In 1935, Bank-Anthony married Lady Lande Adesbingbin, a marriage which blossomed till his death, though without children. He had four daughters outside wedlock. Despite his own father’s wealth, Mobolaji shot out all on his own and recorded a considerable success before taking over his father’s undertaking business when the man died.
Bank-Anthony has closely associated with Obafemi Awolowo, Abubakar Tafawa Balewa, Nnamdi Azikiwe and a host of national and state administrators.
When in 1929 he left his first and only paid job in the colonial civil service as a third class clerk in the accounts department of Posts and Telegraphs, Lagos, he went into “general business” and in 1931, he sailed to West Germany specifically to acquire equipment for processing palm oil.

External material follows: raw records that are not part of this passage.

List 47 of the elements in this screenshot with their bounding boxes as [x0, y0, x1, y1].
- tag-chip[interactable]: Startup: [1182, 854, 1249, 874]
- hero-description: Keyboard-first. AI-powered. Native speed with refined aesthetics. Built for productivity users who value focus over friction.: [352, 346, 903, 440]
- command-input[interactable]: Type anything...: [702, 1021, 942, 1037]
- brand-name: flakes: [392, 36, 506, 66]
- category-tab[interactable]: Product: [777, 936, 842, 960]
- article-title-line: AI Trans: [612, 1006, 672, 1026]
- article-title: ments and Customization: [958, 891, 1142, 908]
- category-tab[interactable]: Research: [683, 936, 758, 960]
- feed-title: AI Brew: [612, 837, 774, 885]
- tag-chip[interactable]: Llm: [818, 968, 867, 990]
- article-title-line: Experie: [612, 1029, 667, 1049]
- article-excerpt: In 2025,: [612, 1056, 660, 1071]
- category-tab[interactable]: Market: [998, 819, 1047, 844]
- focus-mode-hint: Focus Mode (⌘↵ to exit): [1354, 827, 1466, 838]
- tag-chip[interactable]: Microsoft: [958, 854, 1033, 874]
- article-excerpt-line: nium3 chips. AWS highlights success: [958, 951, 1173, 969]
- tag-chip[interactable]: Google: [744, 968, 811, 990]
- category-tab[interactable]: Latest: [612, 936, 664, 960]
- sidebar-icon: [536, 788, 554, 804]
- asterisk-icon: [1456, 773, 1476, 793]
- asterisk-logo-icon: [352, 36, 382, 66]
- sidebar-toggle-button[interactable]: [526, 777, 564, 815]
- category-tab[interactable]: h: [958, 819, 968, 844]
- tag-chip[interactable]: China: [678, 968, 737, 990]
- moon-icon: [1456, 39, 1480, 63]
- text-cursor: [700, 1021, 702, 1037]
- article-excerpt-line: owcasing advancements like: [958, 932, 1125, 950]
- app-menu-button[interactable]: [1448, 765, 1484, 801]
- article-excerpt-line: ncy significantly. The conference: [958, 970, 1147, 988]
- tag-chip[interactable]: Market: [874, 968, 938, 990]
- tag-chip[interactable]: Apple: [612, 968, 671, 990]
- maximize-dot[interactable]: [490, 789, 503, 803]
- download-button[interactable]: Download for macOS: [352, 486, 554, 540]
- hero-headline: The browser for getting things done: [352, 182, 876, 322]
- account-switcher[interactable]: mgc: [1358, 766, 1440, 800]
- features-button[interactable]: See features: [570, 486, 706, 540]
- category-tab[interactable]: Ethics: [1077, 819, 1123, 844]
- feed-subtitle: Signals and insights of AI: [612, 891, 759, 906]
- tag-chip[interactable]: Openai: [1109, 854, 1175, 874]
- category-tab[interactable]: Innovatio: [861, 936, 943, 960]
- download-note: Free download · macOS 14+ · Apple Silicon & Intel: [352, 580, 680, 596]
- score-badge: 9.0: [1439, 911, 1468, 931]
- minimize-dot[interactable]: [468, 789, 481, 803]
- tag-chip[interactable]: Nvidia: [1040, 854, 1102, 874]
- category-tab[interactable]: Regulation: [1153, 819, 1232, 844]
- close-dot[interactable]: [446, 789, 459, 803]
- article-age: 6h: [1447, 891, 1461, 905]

The venture could not succeed because young Mobolaji lacked the funds needed to import the machines. But an opportunity presented itself when Henry Carr and Mathew Daniel died in Lagos and their families wanted monuments erected for them on their graves at the Ikoyi Cemetery. Mobolaji took the contract of supplying tombstones and with the money realised he got himself into real business.
By 1988, Bank-Anthony was chairman of at least eight top national companies and director of eight. In 1979, he was awarded Commander of the Order of the Niger. He also held many foreign honours including the Officer of the Most Excellent Order of the British Empire. In 1977, he constructed a 140- bed accident ward for the National Orthopaedic Hospital, Igbobi, Lagos. In 1990, he donated the 130-bed Ayinke House to the Obstetrics and Gynoecology Ward of Ikeja General Hospital. He funded a cancer research project at the University of Ibadan[i].